Coronavirus Covid-19: messa dei vescovi lombardi per le vittime della pandemia. Delpini, “il Signore scaccia i demoni che spingono a silenzio, disperazione e solitudine”

(foto chiesadimilano.it)

“Si aggira sulla nostra terra una specie di inespressa persuasione che la battaglia sia persa”: lo ha affermato mons. Mario Delpini, arcivescovo di Milano, descrivendo i vari “demoni” che minacciano l’umanità, durante l’omelia tenuta alla messa celebrata questa mattina a Caravaggio con tutti i vescovi lombardi per le vittime della pandemia. La celebrazione eucaristica ha preso spunto dall’invito dei presidenti delle Conferenze episcopali d’Europa (Ccee) che hanno invitato a pregare durante la Quaresima per le vittime della pandemia (oltre 770mila in tutto il Vecchio continente). “C’è il demone muto, che impone il silenzio, a cui tanti uomini e donne, anche discepoli del Signore Gesù, hanno aperto la porta. E perciò non hanno più parole. Non hanno più parole cristiane”, ha affermato Delpini. “Ma il regno di Dio è giunto a noi e Gesù ha scacciato il demone muto. Perciò ora coloro che il virus ha assalito e ucciso hanno cominciato a parlare e cantano la vittoria di Gesù sul demone muto e proclamano che la morte è stata vinta”.

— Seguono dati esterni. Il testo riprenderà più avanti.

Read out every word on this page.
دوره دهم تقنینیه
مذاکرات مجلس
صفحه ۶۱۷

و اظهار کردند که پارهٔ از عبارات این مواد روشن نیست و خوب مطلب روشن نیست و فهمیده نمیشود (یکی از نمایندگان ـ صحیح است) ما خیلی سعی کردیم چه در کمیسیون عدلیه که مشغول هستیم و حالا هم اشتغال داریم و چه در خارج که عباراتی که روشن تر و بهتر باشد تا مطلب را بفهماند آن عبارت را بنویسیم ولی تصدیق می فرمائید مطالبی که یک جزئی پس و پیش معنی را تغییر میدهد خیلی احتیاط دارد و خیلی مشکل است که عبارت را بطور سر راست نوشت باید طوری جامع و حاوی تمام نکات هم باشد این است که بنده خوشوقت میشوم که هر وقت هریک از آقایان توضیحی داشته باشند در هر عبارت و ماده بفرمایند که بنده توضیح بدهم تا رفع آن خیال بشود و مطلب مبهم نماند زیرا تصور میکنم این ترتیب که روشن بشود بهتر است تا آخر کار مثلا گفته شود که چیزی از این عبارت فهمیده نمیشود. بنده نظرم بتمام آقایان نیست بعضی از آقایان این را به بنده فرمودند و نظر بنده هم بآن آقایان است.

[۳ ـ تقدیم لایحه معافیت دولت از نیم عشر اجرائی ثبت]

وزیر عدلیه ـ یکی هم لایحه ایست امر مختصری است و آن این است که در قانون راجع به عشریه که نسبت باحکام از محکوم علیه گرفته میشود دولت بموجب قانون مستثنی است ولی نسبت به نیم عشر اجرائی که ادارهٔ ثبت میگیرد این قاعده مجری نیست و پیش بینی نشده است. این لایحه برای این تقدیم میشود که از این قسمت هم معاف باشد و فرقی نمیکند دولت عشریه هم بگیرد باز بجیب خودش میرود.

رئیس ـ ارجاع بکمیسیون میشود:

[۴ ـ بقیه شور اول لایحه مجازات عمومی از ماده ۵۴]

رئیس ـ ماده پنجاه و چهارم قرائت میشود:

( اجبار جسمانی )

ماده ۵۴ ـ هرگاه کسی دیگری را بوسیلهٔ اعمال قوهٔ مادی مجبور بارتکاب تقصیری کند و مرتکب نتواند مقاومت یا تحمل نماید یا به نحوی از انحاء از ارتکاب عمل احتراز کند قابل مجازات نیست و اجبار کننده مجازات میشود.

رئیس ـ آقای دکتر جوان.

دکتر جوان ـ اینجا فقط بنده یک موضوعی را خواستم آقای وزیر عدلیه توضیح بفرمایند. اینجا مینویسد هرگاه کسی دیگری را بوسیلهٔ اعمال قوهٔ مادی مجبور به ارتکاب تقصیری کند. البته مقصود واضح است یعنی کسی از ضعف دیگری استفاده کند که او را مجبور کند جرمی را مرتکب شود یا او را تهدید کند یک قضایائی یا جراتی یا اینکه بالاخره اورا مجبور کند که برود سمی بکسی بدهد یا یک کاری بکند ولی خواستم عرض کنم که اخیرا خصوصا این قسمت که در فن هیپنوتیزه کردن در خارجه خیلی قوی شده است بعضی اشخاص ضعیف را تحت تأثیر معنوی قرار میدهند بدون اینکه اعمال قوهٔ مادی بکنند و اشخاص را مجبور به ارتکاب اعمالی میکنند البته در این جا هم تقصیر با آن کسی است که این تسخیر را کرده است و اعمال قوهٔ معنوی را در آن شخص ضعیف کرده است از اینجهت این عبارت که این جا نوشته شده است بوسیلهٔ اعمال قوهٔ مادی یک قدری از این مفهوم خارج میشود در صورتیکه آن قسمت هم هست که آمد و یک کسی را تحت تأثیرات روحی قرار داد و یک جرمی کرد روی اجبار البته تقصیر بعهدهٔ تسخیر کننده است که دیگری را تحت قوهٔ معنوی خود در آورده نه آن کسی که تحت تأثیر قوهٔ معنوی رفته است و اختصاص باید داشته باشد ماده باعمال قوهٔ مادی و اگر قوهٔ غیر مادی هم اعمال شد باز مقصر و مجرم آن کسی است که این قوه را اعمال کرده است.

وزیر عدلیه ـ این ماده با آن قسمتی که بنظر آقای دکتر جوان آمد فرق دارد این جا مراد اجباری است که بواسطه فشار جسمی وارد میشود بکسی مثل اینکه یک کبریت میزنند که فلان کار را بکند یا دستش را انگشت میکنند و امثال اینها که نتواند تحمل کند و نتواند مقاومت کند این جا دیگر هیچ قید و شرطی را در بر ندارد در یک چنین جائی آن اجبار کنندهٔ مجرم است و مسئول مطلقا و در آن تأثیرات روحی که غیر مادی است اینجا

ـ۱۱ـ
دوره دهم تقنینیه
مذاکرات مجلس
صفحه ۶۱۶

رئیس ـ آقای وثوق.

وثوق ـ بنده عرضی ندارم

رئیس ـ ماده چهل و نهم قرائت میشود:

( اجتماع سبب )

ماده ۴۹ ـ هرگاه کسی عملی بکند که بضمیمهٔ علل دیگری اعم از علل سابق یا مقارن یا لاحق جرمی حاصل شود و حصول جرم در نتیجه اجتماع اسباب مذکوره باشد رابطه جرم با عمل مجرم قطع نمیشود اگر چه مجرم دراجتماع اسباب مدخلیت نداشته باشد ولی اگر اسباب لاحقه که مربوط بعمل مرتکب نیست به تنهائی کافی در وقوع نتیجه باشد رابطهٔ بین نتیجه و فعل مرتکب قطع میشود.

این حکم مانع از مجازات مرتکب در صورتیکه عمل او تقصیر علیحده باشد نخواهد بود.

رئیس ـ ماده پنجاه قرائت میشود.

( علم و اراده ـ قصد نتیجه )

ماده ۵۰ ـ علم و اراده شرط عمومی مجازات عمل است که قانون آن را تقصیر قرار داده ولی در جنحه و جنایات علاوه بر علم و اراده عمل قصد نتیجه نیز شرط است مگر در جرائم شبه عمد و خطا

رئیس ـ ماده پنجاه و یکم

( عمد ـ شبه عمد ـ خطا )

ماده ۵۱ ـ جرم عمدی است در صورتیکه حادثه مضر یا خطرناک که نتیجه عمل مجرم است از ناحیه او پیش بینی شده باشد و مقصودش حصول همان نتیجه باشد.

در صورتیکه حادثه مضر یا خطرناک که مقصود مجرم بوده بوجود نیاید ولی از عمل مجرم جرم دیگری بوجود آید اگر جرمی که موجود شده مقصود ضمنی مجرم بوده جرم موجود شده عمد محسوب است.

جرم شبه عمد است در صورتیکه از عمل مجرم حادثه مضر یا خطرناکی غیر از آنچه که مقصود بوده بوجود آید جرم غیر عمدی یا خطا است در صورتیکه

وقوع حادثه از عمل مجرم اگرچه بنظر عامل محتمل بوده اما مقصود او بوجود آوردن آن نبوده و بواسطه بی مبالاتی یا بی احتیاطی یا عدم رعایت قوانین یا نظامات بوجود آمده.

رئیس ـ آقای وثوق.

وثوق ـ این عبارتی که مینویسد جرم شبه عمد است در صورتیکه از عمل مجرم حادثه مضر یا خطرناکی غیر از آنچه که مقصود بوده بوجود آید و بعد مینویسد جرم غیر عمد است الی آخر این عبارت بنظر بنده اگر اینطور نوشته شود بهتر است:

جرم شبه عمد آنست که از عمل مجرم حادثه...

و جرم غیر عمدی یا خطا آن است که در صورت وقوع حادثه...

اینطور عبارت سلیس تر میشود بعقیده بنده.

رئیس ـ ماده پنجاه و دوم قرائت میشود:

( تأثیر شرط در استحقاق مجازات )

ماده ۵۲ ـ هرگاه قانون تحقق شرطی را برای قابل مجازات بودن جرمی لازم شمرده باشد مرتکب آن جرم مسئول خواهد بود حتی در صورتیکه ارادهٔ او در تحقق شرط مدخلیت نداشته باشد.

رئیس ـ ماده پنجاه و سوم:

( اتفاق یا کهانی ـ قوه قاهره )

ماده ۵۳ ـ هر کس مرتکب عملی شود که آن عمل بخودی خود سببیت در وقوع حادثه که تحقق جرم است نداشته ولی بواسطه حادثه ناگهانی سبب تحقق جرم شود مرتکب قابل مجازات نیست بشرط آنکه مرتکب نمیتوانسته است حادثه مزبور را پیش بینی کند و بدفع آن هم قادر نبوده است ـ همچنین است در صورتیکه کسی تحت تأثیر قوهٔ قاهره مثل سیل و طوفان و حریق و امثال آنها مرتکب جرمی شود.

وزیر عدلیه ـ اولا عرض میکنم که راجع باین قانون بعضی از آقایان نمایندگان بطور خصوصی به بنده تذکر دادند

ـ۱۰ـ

L’arcivescovo di Milano ha ricordato i morti per Covid in Lombardia: 28.923 persone dall’inizio della pandemia. “Mentre il demone ribelle suggerisce di non ascoltare la voce del Signore, i figli di Dio – ha aggiunto l’arcivescovo – si sono messi in cammino: si è diffusa tra la gente una nuova forma di compassione abitata da una fortezza mite e paziente, una pratica instancabile della dedizione abitata dalla carità”. Delpini ha poi parlato del “demone della divisione e della solitudine: sequestra le persone e si impegna a renderle inaccessibili. Semina la desolazione nel constatare che coloro che amiamo sono irraggiungibili. Quante lacrime hanno accompagnato morti solitarie. Ma il regno di Dio ha consolato i morti che non abbiamo potuto consolare, ha abbracciato i nostri cari che non abbiamo potuto abbracciare, ci ha introdotto in quella comunione che il demone non può spezzare, ci ha radunati nella preghiera che non teme le distanze”. “Questa preghiera, questo canto di speranza, questa professione di fede celebriamo oggi qui – ha concluso – nel santuario della gente semplice, nel santuario che celebra la maternità di Maria”.